Alex Bescoby from Manchester won the main £80k Funding Award for Burma’s Lost Royals.
Bescoby’s story centres around a forgotten monarchy and a quest that threatens to tear a family apart. 


The £80k Funding Award is for under-30s looking to make a full-length documentary. 

Bescoby said: “I only picked up a camera two years ago and whilst working in Burma had an epiphany. This story for me opened the windows to Burma’s soul and I’m thrilled to have the opportunity to tell it.”

The prizes were awarded by the Whicker’s World Foundation at the Sheffield Doc/Fest.

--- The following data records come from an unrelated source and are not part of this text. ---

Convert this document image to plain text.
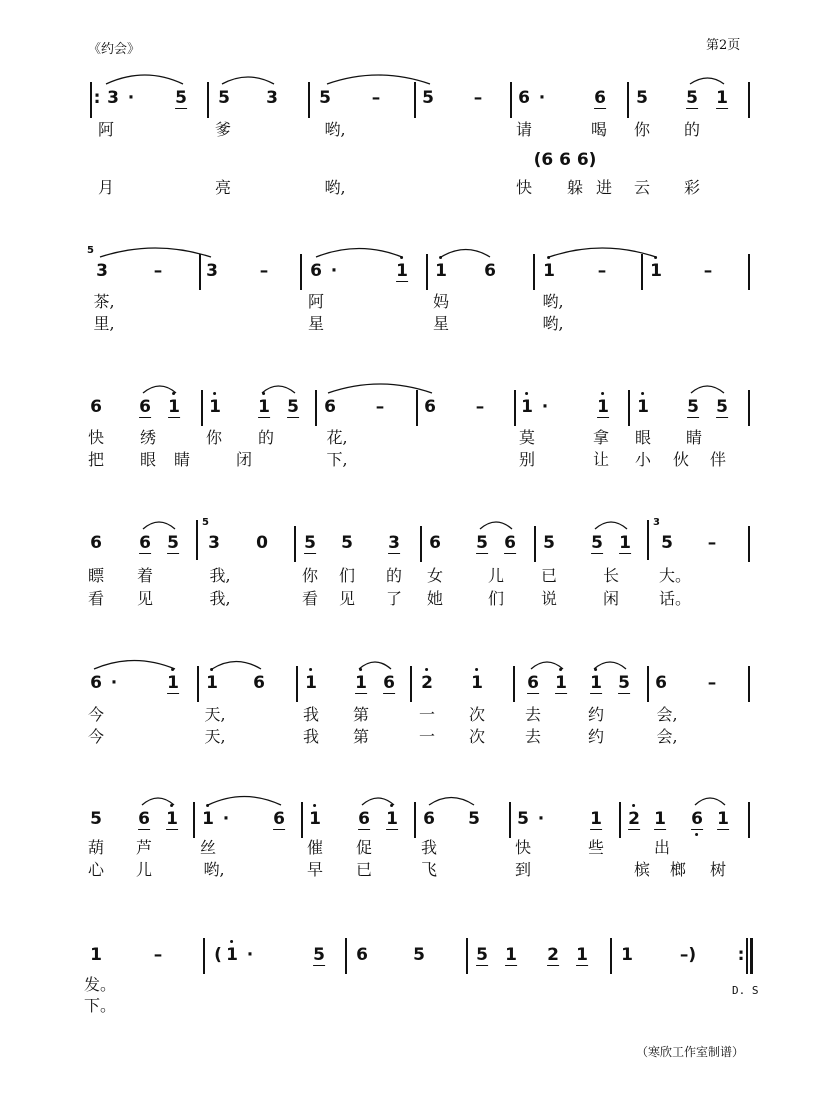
《约会》	第2页
: 3 · 5 5 3 5 – 5 – 6 ·	6 5 5 1
阿	爹	哟,	请	喝 你 的
(6 6 6)
月	亮	哟,	快 躲 进 云 彩
5
3	–	3 – 6 ·	1 1 6	1	–	1 –
茶,	阿	妈	哟,
里,	星	星	哟,
6 6 1 1 1 5 6 – 6 – 1 ·	1 1 5 5
快 绣	你 的	花,	莫	拿 眼 睛
把 眼 睛	闭	下,	别	让 小 伙 伴
6 6 5
5
3 0 5 5 3 6 5 6 5 5 1
3
5 –
瞟 着	我,	你 们 的 女	儿 已	长 大。
看 见	我,	看 见 了 她	们 说	闲 话。
6 ·	1 1 6 1 1 6 2 1	6 1 1 5 6 –
今	天,	我 第	一 次 去	约	会,
今	天,	我 第	一 次 去	约	会,
5 6 1 1 ·	6 1 6 1 6 5 5 ·	1 2 1 6 1
葫 芦	丝	催 促	我	快	些	出
心 儿	哟,	早 已	飞	到	槟 榔 树
1	–	( 1 ·	5 6	5	5 1 2 1 1	–) :
D. S
发。
下。
（寒欣工作室制谱）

The Whicker’s World Foundation, built on the legacy of journalist and broadcaster Alan Whicker who died in 2013, was set up to support documentary makers, with the aim of empowering talent who might otherwise never find its place in this competitive industry.

Liz McIntyre, CEO & Festival Director of Sheffield Doc/Fest said: " All five finalists had incredible stories to tell but the jury overwhelming felt that Burma’s Lost Royals is the deserving winner – it’s an astonishing story giving us a window into another world with extraordinary characters and a sense of urgency that makes it a film that must be made.”

The runner’s up prize of £10,000 went to Americaville – Adam James Smith on the pursuit of happiness in a Chinese replica of an American town.

Judge and documentary maker Roger Graef said: “Americaville is a precious and idiosynchratic story that tells us much about China and its ambivalent attitude to the US.”

The five finalists pitched their ideas to a judging panel at Cutlers’ Hall in Sheffield on 14th June. The winner will screen their completed film at Doc/Fest 2017.

The £4,000 winner of the award for veteran first-timers over the age of 50 went to Keith Earnest Hoult, for Fluechtlinge – Refugee. A fan of Whicker’s ‘gentle approach’ to interviewing, he was inspired to create a ten- minute film about Syrians seeking refuge in a disused airport used for the Berlin Airlift.
The runner up prize of £1,000 went to Reporter /Presenter Norman Fowler for The Truth About Aids (Producer Smita Patel / Editor Hugh Levinson for BBC World Service).

The winner of the first prize Audio Award of £4,000 went to Little Volcanoes, recorded, written and produced by Cathy Fitzgerald, with a sound mix by Matt Thompson and Mike Woolley. It is the first time a podcast rather than a radio documentary has won a major award in the UK. It is a Sky Arts online commission.

It follows the rhythms of a day at Pilgrims Hospice in Margate.